Why doesn’t my User Defined Function seem to do anything?
I soon discovered that lazy population wasn’t an option. Excel is very specific about what a UDF is and is not allowed to do, and one of the things that it is definitely NOT allowed to do is to change the spreadsheet in any way. I even briefly tried to work around this by storing my random numbers using the Application.ExecuteExcel4Macro method to store them in memory but for the record, that’s also not allowed. Slightly irritatingly though, Excel doesn’t tell you this at the time.

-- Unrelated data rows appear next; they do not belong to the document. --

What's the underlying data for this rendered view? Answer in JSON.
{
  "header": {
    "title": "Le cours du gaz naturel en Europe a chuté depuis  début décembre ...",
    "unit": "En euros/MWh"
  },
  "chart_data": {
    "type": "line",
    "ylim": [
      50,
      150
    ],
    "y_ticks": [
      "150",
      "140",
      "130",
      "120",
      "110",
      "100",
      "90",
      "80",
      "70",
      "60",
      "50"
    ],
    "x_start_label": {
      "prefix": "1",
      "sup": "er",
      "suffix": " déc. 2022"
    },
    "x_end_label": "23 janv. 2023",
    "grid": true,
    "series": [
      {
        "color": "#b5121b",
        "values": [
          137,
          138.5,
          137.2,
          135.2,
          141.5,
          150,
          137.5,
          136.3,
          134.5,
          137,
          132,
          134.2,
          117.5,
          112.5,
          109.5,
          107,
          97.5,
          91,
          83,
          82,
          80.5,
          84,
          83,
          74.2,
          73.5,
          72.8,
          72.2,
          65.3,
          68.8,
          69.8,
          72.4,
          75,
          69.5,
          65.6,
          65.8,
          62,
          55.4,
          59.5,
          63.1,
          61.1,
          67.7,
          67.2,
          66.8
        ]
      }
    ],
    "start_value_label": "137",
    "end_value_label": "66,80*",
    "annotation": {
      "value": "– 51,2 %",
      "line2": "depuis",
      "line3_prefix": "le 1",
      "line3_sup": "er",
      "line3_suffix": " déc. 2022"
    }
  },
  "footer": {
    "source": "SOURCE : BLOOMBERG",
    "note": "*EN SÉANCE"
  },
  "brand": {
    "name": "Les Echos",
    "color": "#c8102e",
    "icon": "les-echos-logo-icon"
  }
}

You will find that your UDF simply stops executing on the first line of code that violates one of these rules and returns the #VALUE error in the cell.
Why don’t my calculations use my new random numbers?

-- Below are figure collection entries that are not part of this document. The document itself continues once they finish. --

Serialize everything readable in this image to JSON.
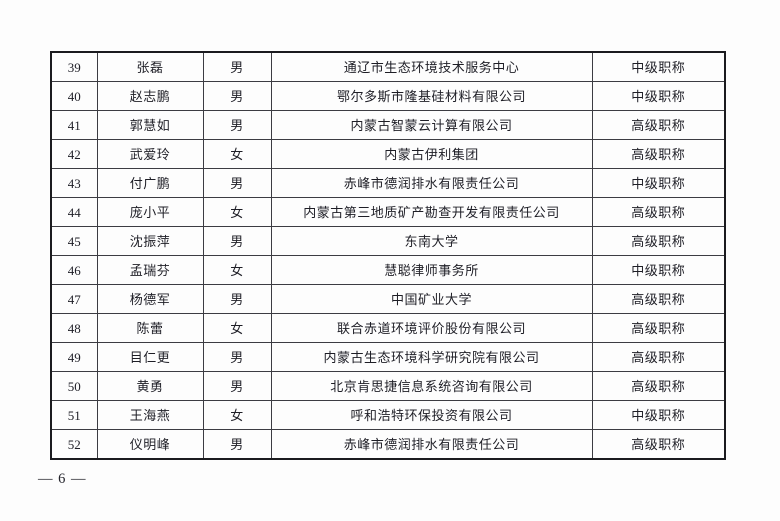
{
  "page": {
    "number_display": "— 6 —"
  },
  "table": {
    "rows": [
      {
        "no": "39",
        "name": "张磊",
        "gender": "男",
        "organization": "通辽市生态环境技术服务中心",
        "title": "中级职称"
      },
      {
        "no": "40",
        "name": "赵志鹏",
        "gender": "男",
        "organization": "鄂尔多斯市隆基硅材料有限公司",
        "title": "中级职称"
      },
      {
        "no": "41",
        "name": "郭慧如",
        "gender": "男",
        "organization": "内蒙古智蒙云计算有限公司",
        "title": "高级职称"
      },
      {
        "no": "42",
        "name": "武爱玲",
        "gender": "女",
        "organization": "内蒙古伊利集团",
        "title": "高级职称"
      },
      {
        "no": "43",
        "name": "付广鹏",
        "gender": "男",
        "organization": "赤峰市德润排水有限责任公司",
        "title": "中级职称"
      },
      {
        "no": "44",
        "name": "庞小平",
        "gender": "女",
        "organization": "内蒙古第三地质矿产勘查开发有限责任公司",
        "title": "高级职称"
      },
      {
        "no": "45",
        "name": "沈振萍",
        "gender": "男",
        "organization": "东南大学",
        "title": "高级职称"
      },
      {
        "no": "46",
        "name": "孟瑞芬",
        "gender": "女",
        "organization": "慧聪律师事务所",
        "title": "中级职称"
      },
      {
        "no": "47",
        "name": "杨德军",
        "gender": "男",
        "organization": "中国矿业大学",
        "title": "高级职称"
      },
      {
        "no": "48",
        "name": "陈蕾",
        "gender": "女",
        "organization": "联合赤道环境评价股份有限公司",
        "title": "高级职称"
      },
      {
        "no": "49",
        "name": "目仁更",
        "gender": "男",
        "organization": "内蒙古生态环境科学研究院有限公司",
        "title": "高级职称"
      },
      {
        "no": "50",
        "name": "黄勇",
        "gender": "男",
        "organization": "北京肯思捷信息系统咨询有限公司",
        "title": "高级职称"
      },
      {
        "no": "51",
        "name": "王海燕",
        "gender": "女",
        "organization": "呼和浩特环保投资有限公司",
        "title": "中级职称"
      },
      {
        "no": "52",
        "name": "仪明峰",
        "gender": "男",
        "organization": "赤峰市德润排水有限责任公司",
        "title": "高级职称"
      }
    ]
  }
}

Finally, having created a very simple UDF that reads a number from a table and writing a separate function called by my Monte Carlo simulation code to re-generate all the random numbers in the table I was good to go and I hit my Simulate button. And I got absolutely no distribution of numbers whatsoever. I got a single point from my simulation over and over and over again. The reason was that although Excel re-executes formulas when the values upon which they rely change, this doesn’t apply to UDFs. Re-generating the table of random numbers did not trigger any of the cells using my UDF to re-execute and therefore they were still using the same random number they had returned the last time they were executed, even though the cell that the random number itself existed in had changed.
The final change I had to make therefore was to make my UDF Volatile. You can do this by simply putting Application.Volatile at the beginning of your function. Don’t worry, despite scare-mongering about Volatile functions earlier, it’s ok here because the result of the function executing won’t change because it’s simply a look up to a table. It would only change if the contents of the table changes and that will only happen when we intentionally re-generate the values.
And that’s it. I’ve developed a new love-hate relationship with Excel as a result of this work but hopefully this article will save you some of the hate!
If you other experiences with modelling Monte Carlo simulations in Excel, then feel free to add these in the comments below.
Good luck with your Monte Carlo simulations and with using Excel for Agile project estimations.